Con le nostre consorelle abbiamo sperimentato una fraternità di famiglia e quell’aria teresiana in cui ci si sostiene l’un l’altro. Ecco i nomi delle monache che vivono e offrono la loro vita qui ad Aleppo, affinché possiate pregare per loro e con loro:

Marie-Thérèse KHACHO, Siria

Mariam QREIT, Siria

Anne-Françoise MAURIN, Francia

Anne BONNET, Francia

Hilda GHAZZI, Siria

Maria ROUFAIL, Siria

Laetitia PEYRARD, Francia

Marie-Élisabeth KHORANI, Iraq

Ho sentito nell’orazione, mentre condividevamo il silenzio, che questi due giorni avevano rafforzato la mia fede; che la loro preghiera perseverante mi ha dato forza; che sono state loro a visitarci; che ci hanno confermato nella necessità di andare avanti, in mezzo a tante guerre e terremoti, nella necessità di costruire un Carmelo che dica “sì”, con l’audacia di queste donne. Laddove c’è una comunità di Carmelitane Scalze, distaccate da sé stesse, gioiose, che sfidano la paura e non cercano sicurezze, che accolgono nella loro preghiera e nella loro dedizione la storia ferita di tante persone, laddove c’è un unico monastero come quello di Aleppo, mi sento molto orgoglioso di essere Carmelitano e figlio di Santa Teresa.

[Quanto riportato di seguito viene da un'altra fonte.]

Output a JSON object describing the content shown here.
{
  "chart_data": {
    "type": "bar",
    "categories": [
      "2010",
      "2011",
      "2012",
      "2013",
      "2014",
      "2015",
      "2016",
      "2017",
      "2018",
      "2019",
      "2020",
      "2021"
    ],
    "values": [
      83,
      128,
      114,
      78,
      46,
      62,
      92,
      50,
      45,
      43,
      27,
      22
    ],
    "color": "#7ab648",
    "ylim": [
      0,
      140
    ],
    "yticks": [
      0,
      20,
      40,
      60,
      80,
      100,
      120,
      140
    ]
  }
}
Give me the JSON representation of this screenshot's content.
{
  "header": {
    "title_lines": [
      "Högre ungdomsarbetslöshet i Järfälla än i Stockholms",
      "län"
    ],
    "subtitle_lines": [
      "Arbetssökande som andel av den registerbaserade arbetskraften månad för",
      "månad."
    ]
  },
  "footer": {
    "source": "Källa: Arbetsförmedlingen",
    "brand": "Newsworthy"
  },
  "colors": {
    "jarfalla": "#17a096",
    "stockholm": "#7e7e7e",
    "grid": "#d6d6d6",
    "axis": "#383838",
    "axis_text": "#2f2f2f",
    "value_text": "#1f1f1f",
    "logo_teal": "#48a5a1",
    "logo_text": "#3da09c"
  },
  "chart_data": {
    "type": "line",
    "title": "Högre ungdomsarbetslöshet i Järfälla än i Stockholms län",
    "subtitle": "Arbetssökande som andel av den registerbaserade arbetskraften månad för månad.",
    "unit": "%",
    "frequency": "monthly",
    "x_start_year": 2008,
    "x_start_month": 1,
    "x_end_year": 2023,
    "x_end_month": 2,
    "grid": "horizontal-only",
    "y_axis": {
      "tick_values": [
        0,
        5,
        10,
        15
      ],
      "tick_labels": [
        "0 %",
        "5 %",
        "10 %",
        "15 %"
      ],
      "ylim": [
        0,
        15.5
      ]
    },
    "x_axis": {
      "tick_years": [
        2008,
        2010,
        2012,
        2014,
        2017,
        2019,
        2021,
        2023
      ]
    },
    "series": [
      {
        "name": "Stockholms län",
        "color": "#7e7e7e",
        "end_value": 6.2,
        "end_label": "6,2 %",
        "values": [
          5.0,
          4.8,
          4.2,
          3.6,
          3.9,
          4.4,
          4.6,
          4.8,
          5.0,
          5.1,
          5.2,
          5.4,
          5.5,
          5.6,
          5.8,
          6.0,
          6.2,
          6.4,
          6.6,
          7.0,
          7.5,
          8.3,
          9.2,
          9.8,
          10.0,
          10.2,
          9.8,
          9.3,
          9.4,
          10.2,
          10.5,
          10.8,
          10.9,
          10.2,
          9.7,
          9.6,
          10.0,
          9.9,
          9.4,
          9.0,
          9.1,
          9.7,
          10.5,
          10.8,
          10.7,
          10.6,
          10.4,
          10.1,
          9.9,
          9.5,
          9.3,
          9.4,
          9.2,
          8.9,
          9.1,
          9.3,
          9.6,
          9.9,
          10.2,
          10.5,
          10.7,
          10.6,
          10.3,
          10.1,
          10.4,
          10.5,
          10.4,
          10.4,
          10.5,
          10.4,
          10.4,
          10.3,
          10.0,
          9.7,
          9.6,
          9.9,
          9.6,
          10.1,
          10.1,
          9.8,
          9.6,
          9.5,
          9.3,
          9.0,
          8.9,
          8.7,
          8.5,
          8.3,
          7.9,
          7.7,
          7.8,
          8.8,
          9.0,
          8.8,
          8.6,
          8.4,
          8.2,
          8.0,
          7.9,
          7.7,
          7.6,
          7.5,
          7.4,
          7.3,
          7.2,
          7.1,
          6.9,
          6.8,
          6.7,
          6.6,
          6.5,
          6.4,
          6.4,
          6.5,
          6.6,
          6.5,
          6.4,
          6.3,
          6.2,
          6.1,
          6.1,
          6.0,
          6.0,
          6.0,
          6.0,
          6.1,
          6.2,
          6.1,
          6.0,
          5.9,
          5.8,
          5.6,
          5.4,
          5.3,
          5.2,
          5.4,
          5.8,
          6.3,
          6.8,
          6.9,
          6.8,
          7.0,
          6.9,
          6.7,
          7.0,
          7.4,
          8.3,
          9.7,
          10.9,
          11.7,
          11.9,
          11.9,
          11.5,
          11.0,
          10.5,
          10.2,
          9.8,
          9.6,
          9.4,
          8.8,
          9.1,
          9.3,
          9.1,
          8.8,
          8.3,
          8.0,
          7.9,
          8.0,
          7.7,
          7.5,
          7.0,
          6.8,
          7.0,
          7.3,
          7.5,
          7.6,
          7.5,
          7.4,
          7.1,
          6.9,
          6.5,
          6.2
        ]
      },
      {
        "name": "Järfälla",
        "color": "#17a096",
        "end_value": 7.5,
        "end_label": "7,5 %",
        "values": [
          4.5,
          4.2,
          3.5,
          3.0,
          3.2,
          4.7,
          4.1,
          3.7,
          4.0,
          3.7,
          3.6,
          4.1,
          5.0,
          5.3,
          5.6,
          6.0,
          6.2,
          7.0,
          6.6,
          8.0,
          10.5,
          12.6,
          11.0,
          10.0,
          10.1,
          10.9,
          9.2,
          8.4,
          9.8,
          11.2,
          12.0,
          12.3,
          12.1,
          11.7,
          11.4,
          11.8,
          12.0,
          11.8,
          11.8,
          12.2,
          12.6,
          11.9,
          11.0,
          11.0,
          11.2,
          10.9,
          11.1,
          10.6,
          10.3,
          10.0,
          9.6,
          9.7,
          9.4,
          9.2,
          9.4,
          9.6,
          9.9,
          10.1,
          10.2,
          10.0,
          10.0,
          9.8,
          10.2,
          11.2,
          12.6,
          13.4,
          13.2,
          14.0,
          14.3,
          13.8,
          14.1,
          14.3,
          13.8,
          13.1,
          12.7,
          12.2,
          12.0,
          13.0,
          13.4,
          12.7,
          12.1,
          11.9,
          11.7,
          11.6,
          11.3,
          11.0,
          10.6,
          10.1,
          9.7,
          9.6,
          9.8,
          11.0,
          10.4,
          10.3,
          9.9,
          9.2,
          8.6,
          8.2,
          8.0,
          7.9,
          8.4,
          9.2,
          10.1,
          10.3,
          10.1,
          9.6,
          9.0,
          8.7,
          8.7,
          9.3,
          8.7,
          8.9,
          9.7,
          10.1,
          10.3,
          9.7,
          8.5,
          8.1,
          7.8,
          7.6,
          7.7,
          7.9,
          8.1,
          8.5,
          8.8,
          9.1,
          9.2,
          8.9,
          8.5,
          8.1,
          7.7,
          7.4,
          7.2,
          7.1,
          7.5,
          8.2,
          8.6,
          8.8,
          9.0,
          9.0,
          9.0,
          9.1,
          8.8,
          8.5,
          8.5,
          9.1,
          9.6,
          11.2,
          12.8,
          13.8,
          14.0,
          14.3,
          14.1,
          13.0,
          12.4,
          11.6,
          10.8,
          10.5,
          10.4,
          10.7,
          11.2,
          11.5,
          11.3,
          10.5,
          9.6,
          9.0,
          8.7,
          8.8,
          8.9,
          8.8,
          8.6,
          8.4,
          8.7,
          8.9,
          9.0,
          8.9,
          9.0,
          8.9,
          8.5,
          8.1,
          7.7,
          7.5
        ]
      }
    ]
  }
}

Veglia su ciascuna delle mie consorelle, proteggile, dona loro il conforto interiore di quella fiducia con cui hai rivestito i tuoi figli e le tue figlie più emarginati. Uniti a questa grande famiglia di rifugiati e a tutto il popolo maltrattato della Siria, non permetterci di dimenticare tutto ciò che abbiamo visto e sentito, la speranza che ci viene data da coloro che camminano tra le rovine e desiderano una terra di pace e felicità.

Sulla via del ritorno in Libano, abbiamo visitato un’altra città importante e ugualmente devastata, Homs, situata a metà strada dalla frontiera. Padre Tony Homsy sj, il giovane superiore, ci accoglie nella casa dei Gesuiti di Homs, il medesimo posto dove il gesuita Frans Van Der Lokht è stato assassinato nel 2014. Originario dell’Olanda, viveva in Siria da quarant’anni ed era un uomo totalmente dedito. Preghiamo in silenzio sulla sua tomba con rispetto per la vita di quanti si sono offerti fino alla fine. Ricordiamo tutti i cristiani che sono morti in Siria, in Iraq e nel Medio Oriente, o che sono stati costretti a emigrare lontano a causa della loro fede. Preghiamo per tutti coloro che hanno perso la vita in questa guerra e nel terremoto. Che Dio li accolga nella sua pace, nella casa più bella che possiamo immaginare.

Teresa di Gesù affermava che noi siamo le pietre di fondazione per coloro che verranno dopo di noi… Che Dio faccia di ciascuno di noi una pietra che edifica, ricostruisce e restaura la vita di ogni persona. Più potente di tutte le guerre e i terremoti è la forza della preghiera, la forza della comunione e della speranza che scaturisce dal sorriso risorto di chi non ha più nulla da perdere e la cui unica ricchezza è dare. Vere incarnazioni del Risorto, ci fanno credere fin da oggi, contro ogni speranza, nella Terra Promessa.